Got it? The bottom line is that the type of exchanges regarding a subcontracting plan permitted under the FAR is determined by how the subcontracting plan will be considered by the agency. If its a responsibility issue, the agency can talk with the offeror and get information from the offeror without the other offerors knowing. However, if it is an evaluation criterion, clarifications are only appropriate with one offeror if the exchange is truly a clarification – and no additional information is submitted to the agency following the exchange.
Ok – if your head hasn’t exploded yet – consider another case – Central Texas College, B-309947 (October 12, 2007). The RFP advised that the contract award would be made to the lowest-priced, technically-acceptable offeror with an acceptable subcontracting plan. The subcontracting plan was a specific evaluation criterion, but it was scored on an “acceptable” “non acceptable” basis. The agency found that CTC’s subcontracting plan to be unacceptable and awarded the contract to another offeror, without holding discussions or having any clarifications with any offerors. CTC protested the agency’s failure to hold discussions and GAO found that the agency was not required to hold discussions with CTC. Makes sense, right ? The subcontracting plan was an evaluation criterion, so discussions would occur if there were substantive exchanges regarding the plan.
But, wait. Remember MANCON? In MANCON, the subcontracting plan appeared to be part of the evaluation as well, but the GAO rejected that idea on the basis that the agency was going to evaluate the subcontracting plan on a “pass/fail” basis. In CTC, the subcontracting plan was also part of the evaluation and was evaluated on an “acceptable/non acceptable basis.” In MANCON, the exchanges were held to be “clarifications;” in CTC, the GAO considered the exchanges to qualify as “discussions”.

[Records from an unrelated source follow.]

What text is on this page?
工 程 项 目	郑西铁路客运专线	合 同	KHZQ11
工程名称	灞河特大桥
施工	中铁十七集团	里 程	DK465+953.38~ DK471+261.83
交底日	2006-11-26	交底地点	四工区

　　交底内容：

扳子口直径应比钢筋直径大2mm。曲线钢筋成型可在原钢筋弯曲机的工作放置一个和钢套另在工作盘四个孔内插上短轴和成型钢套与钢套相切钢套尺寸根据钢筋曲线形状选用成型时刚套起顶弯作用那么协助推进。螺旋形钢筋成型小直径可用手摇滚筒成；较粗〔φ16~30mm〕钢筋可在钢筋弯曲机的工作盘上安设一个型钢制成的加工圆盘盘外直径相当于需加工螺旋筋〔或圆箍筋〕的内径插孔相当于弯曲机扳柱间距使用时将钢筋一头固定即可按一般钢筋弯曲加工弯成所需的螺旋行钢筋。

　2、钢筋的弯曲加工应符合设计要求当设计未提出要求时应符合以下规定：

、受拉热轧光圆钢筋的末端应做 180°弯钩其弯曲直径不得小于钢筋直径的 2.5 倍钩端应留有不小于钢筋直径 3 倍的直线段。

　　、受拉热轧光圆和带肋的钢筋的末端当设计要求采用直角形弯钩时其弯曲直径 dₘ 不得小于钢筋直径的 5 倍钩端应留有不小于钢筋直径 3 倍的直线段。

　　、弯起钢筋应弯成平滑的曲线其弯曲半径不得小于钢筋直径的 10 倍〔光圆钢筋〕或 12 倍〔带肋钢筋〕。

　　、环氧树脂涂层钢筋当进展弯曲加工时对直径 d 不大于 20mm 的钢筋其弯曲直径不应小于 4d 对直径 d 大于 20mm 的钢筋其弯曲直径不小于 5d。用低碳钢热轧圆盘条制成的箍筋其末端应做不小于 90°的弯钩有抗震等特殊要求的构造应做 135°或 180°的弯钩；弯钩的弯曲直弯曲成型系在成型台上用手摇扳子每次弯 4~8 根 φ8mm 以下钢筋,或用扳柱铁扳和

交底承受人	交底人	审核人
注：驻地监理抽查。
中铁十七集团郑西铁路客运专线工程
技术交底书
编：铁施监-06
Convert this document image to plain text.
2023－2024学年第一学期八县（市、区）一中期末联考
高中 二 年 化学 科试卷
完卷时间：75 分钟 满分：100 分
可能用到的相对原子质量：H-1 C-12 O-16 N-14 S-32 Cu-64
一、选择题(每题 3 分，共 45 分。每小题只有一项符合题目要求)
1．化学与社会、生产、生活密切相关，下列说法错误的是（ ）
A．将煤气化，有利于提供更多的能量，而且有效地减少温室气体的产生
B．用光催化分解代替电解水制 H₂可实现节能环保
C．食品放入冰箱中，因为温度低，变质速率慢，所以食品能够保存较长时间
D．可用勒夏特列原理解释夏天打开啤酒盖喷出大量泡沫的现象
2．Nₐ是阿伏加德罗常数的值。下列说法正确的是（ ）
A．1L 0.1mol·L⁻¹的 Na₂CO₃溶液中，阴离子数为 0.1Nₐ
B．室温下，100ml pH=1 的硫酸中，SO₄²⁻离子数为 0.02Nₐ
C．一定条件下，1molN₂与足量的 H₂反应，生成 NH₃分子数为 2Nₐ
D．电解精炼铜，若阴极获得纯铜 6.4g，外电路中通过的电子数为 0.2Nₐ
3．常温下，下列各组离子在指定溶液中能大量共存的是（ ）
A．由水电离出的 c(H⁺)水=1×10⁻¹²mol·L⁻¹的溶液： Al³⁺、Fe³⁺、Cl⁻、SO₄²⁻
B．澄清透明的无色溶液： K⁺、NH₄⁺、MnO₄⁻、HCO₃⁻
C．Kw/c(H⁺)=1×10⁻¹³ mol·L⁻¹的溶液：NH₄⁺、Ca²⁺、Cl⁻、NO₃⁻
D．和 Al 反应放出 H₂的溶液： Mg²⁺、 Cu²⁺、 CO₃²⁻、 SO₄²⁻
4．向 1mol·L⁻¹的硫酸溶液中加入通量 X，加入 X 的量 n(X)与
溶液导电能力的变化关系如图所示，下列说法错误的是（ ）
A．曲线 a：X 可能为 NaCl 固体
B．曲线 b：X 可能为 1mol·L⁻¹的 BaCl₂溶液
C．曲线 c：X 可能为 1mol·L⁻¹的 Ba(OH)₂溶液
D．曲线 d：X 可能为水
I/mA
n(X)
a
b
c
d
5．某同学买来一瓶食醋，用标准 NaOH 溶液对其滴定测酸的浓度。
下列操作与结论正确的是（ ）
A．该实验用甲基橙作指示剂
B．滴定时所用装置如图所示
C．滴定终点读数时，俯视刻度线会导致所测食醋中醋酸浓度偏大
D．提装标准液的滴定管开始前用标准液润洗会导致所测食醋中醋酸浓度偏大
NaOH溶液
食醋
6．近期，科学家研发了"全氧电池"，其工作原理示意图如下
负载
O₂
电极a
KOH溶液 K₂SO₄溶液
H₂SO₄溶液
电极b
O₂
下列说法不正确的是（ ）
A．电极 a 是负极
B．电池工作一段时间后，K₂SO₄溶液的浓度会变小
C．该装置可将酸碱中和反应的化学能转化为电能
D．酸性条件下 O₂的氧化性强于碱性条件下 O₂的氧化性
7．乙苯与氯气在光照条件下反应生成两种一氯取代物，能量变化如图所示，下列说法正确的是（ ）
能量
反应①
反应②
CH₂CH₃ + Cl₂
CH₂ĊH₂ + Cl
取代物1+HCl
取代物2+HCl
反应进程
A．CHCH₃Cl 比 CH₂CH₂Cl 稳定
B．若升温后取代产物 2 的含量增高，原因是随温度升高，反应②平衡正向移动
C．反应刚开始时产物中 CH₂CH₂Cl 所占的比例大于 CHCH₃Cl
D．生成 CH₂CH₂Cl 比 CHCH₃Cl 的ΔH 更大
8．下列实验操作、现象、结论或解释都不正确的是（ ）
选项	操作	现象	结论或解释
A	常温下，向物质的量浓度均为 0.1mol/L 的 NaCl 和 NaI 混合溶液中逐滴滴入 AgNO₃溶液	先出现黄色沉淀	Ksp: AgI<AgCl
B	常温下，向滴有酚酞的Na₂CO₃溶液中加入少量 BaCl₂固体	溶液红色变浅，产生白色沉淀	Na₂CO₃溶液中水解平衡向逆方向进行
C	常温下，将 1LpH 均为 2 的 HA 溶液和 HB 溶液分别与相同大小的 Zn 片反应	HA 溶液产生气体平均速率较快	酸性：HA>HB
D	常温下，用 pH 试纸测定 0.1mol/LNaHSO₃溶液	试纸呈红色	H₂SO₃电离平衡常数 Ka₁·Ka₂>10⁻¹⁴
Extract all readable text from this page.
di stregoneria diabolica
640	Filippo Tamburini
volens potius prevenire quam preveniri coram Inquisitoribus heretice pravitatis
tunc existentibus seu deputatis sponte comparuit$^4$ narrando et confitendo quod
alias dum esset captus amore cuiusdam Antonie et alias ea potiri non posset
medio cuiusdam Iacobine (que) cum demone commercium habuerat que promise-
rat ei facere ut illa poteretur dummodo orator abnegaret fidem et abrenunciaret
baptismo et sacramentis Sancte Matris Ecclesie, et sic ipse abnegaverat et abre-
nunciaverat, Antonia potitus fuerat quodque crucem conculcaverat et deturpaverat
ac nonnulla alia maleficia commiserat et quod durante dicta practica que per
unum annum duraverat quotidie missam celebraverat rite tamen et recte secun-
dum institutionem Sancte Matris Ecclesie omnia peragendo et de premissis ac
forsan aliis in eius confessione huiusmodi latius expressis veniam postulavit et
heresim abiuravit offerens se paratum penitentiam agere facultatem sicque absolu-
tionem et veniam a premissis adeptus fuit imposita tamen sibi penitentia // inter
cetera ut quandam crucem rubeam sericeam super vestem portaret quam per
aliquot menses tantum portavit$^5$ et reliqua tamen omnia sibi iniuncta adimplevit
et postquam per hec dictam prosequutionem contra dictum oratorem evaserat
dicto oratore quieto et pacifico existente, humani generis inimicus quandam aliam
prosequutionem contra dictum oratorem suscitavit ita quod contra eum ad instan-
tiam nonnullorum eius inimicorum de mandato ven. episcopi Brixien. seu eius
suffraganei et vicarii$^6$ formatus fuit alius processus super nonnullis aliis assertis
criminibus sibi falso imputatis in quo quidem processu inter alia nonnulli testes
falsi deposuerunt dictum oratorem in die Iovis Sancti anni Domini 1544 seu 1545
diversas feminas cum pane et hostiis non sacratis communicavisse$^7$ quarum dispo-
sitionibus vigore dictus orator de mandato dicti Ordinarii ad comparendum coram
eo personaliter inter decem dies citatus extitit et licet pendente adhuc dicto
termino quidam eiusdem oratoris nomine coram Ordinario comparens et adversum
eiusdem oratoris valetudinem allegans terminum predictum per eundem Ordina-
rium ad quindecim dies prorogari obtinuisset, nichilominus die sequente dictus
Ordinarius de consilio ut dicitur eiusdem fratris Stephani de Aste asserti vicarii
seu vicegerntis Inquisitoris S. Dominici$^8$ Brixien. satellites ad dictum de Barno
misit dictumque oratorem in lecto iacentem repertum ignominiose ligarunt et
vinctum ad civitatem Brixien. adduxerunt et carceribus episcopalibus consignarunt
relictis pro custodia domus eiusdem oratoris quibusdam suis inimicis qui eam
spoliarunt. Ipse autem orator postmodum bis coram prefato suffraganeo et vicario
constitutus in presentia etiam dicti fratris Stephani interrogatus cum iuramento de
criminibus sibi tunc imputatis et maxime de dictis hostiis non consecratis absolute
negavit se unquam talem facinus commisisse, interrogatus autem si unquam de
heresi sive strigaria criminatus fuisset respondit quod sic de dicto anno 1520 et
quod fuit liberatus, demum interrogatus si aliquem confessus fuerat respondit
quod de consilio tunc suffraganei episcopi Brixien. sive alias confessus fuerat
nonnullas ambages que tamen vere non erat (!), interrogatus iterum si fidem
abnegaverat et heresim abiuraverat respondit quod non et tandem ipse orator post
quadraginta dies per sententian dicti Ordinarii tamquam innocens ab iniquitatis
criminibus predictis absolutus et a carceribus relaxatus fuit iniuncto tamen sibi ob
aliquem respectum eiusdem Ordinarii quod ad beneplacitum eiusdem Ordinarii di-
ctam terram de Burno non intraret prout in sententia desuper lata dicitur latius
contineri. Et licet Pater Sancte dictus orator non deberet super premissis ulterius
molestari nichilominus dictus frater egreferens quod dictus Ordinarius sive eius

Seems inconsistent, no? While not addressed in CTC, I think another case provides the answer as to why both cases might be right. In Computer Sciences Corp., B-298494.2 (May 10, 2007), the subcontracting plan was an identified evaluation criterion and was scored as acceptable/unacceptable. The agency found many offeror submissions unacceptable, held “clarifications” with those offerors regarding same, and those offerors revised their subcontracting plans, rendering them acceptable. A protest was filed challenging this action. The GAO agreed with the protesters that the exchanges with a few of the offerors on the subcontracting plans were discussions, not clarifications. Seems consistent with CTC but not with MANCON, right? Here’s the difference – although in CSC the subcontracting plan evaluation factor was graded on an acceptable/not acceptable basis, in fact, the strengths/weaknesses of each subcontracting plan were identified by both the evaluators and the SSA. So there was a “comparative assessment” of the subcontracting plan, although you wouldn’t necessarily know that where “acceptable”/”unacceptable” are the grades/scores given offerors.
Fascinating, isn’t it? Just don’t bring this up at cocktail parties; for some reason other people don’t share our industry’s enthusiasm for the legal nuances of GAO protests.